= National Jewish Population Survey =

Decennial survey of American Jewry

The National Jewish Population Survey (NJPS), most recently performed in 2000-01, is a representative survey of the Jewish population in the United States sponsored by United Jewish Communities and the Jewish Federation system.

Based on the results of the 2000-01 survey, the total Jewish population in the United States was estimated at 5.2 million, comprising 4.1 million adults and 1 million children. An additional 100,000 Jews in institutional settings were not sampled as part of NJPS but are included in the total. This total represents a decline from the 1990 NJPS, which estimated a total Jewish population of 5.5 million people. Jews who have married since 1996 have an intermarriage rate of 47%.

There is disagreement about how to define who is Jewish. As part of the 2000 NJPS, a Jew was defined as a person:

- Whose religion is Jewish, or
- Whose religion is Jewish and something else, or
- Who has no religion and has at least one Jewish parent or a Jewish upbringing, or
- Who has a non-monotheistic religion, and has at least one Jewish parent or a Jewish upbringing.
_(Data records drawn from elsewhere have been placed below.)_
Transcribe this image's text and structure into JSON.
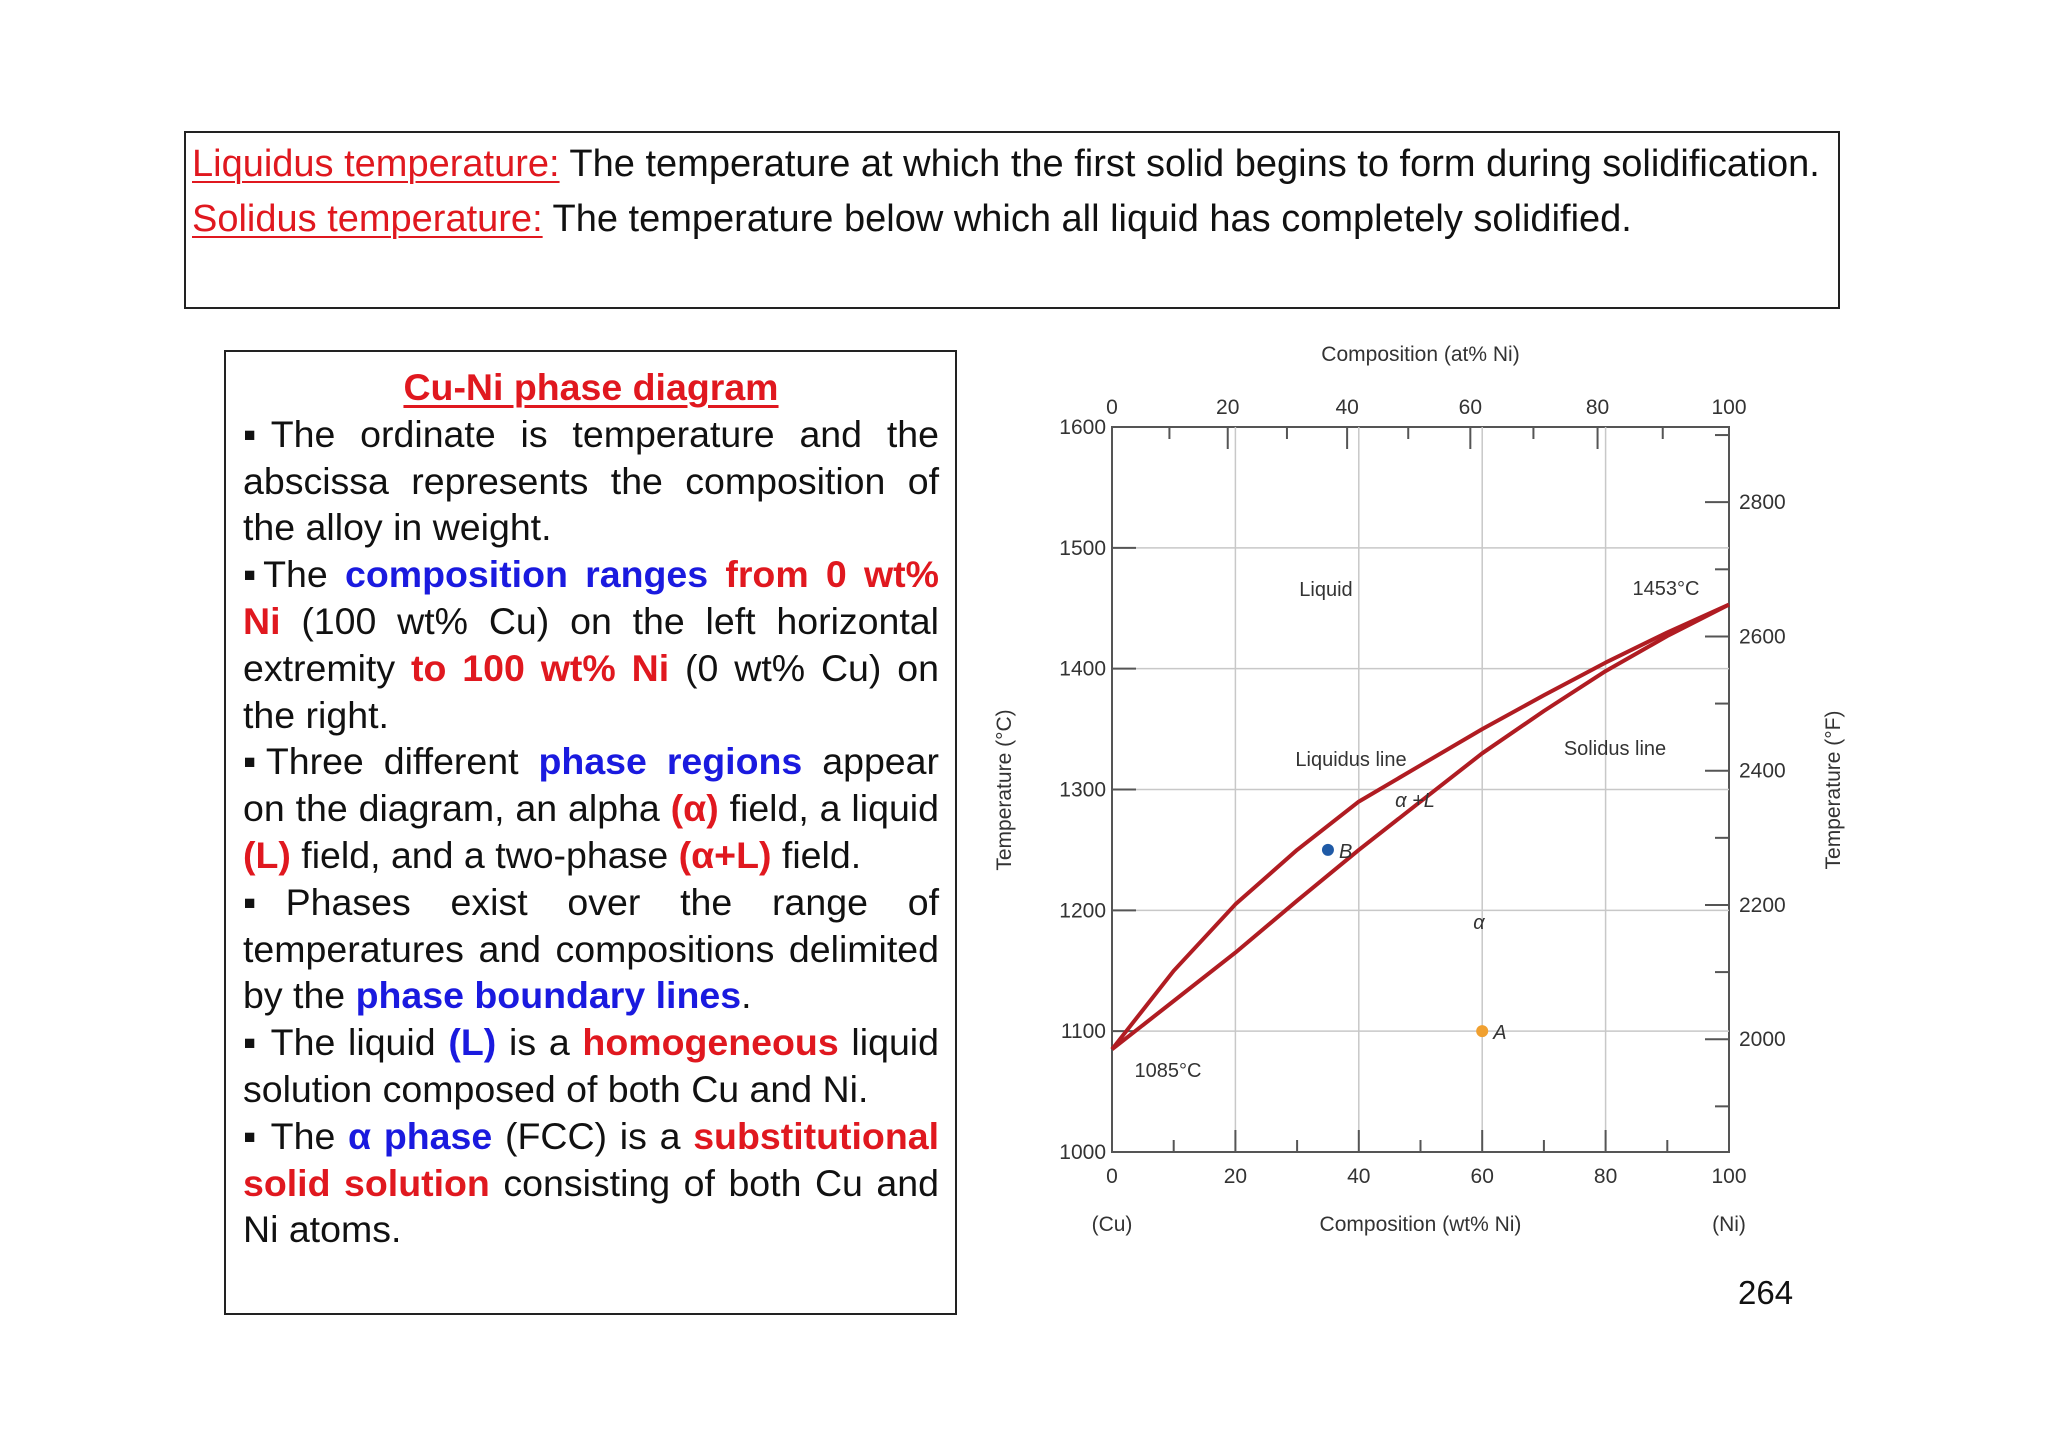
{
  "definitions": {
    "liquidus_term": "Liquidus temperature:",
    "liquidus_text": " The temperature at which the first solid begins to form during solidification.",
    "solidus_term": "Solidus temperature:",
    "solidus_text": " The temperature below which all liquid has completely solidified."
  },
  "left_panel": {
    "title": "Cu-Ni phase diagram",
    "b1": "▪The ordinate is temperature and the abscissa represents the composition of the alloy in weight.",
    "b2_a": "▪The ",
    "b2_b": "composition ranges",
    "b2_c": " ",
    "b2_d": "from 0 wt% Ni",
    "b2_e": " (100 wt% Cu) on the left horizontal extremity ",
    "b2_f": "to 100 wt% Ni",
    "b2_g": " (0 wt% Cu) on the right.",
    "b3_a": "▪Three different ",
    "b3_b": "phase regions",
    "b3_c": " appear on the diagram, an alpha ",
    "b3_d": "(α)",
    "b3_e": " field, a liquid ",
    "b3_f": "(L)",
    "b3_g": " field, and a two-phase ",
    "b3_h": "(α+L)",
    "b3_i": " field.",
    "b4_a": "▪Phases exist over the range of temperatures and compositions delimited by the ",
    "b4_b": "phase boundary lines",
    "b4_c": ".",
    "b5_a": "▪ The liquid ",
    "b5_b": "(L)",
    "b5_c": " is a ",
    "b5_d": "homogeneous",
    "b5_e": " liquid solution composed of both Cu and Ni.",
    "b6_a": "▪ The ",
    "b6_b": "α phase",
    "b6_c": " (FCC) is a ",
    "b6_d": "substitutional solid solution",
    "b6_e": " consisting of both Cu and Ni atoms."
  },
  "page_number": "264",
  "chart_data": {
    "type": "line",
    "title_top": "Composition (at% Ni)",
    "xlabel": "Composition (wt% Ni)",
    "ylabel_left": "Temperature (°C)",
    "ylabel_right": "Temperature (°F)",
    "xlim": [
      0,
      100
    ],
    "ylim": [
      1000,
      1600
    ],
    "x_ticks": [
      "0",
      "20",
      "40",
      "60",
      "80",
      "100"
    ],
    "top_x_ticks": [
      "0",
      "20",
      "40",
      "60",
      "80",
      "100"
    ],
    "y_ticks_left": [
      "1000",
      "1100",
      "1200",
      "1300",
      "1400",
      "1500",
      "1600"
    ],
    "y_ticks_right": [
      "2000",
      "2200",
      "2400",
      "2600",
      "2800"
    ],
    "x_end_labels": [
      "(Cu)",
      "(Ni)"
    ],
    "series": [
      {
        "name": "Liquidus line",
        "x": [
          0,
          10,
          20,
          30,
          40,
          50,
          60,
          70,
          80,
          90,
          100
        ],
        "y": [
          1085,
          1150,
          1205,
          1250,
          1290,
          1320,
          1350,
          1378,
          1405,
          1430,
          1453
        ]
      },
      {
        "name": "Solidus line",
        "x": [
          0,
          10,
          20,
          30,
          40,
          50,
          60,
          70,
          80,
          90,
          100
        ],
        "y": [
          1085,
          1125,
          1165,
          1208,
          1250,
          1290,
          1330,
          1365,
          1398,
          1427,
          1453
        ]
      }
    ],
    "region_labels": [
      "Liquid",
      "α +L",
      "α"
    ],
    "annotations": [
      "1453°C",
      "1085°C"
    ],
    "points": [
      {
        "label": "B",
        "x": 35,
        "y": 1250,
        "color": "#1f5aa6"
      },
      {
        "label": "A",
        "x": 60,
        "y": 1100,
        "color": "#f0a030"
      }
    ],
    "grid": true,
    "line_color": "#b01c22"
  }
}
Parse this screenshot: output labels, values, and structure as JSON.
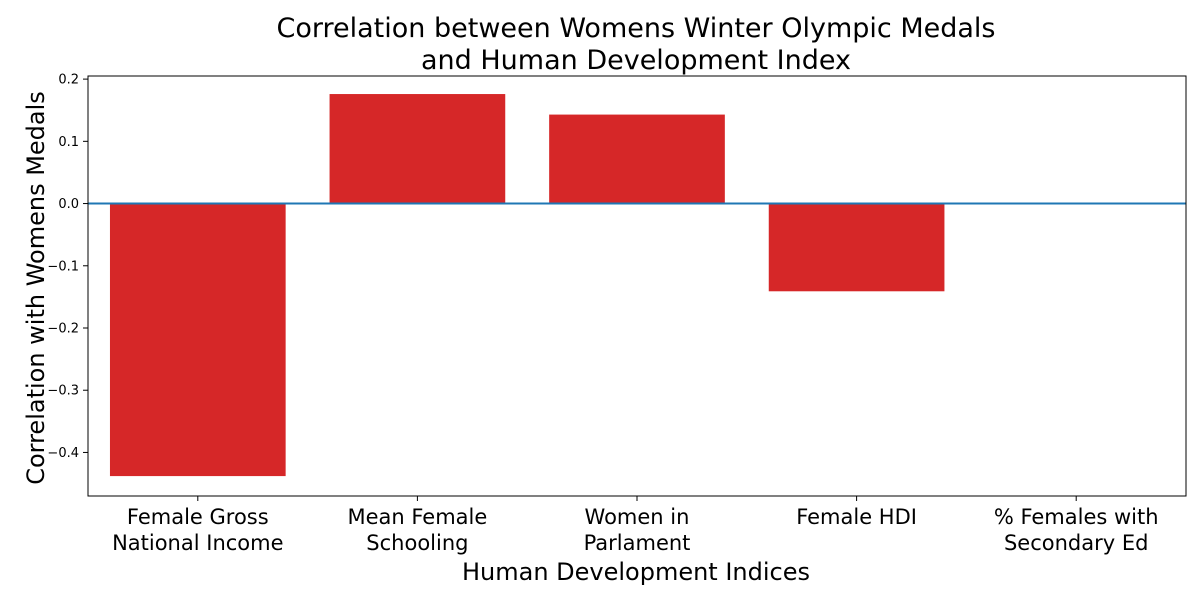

There were no survey performed in 2010 due to the lack of funding. The 2000-01 NJPS – which by some estimates cost nearly $6 million, far more than budgeted – was widely criticized, both for its findings and for its methodology. United Jewish Communities, the survey’s sponsor, announced afterward that it would not sponsor future national population surveys.

== Reception ==

The demographer Gary Tobin fiercely criticized the Survey, saying that the it severely undercounted American Jews due to methodological flaws and calling it "utter nonsense". He estimated that over a million more Jews were present in the United States than the 2000 Survey suggested. Tobin NJPS undercounting occurred due to Jews who do not declare themselves Jewish out of concern for antisemitism, due to under-weighing of West Coast Jews, and as a result of an overly-strict definition of Jews excluding self-described cultural or ethnic Jews.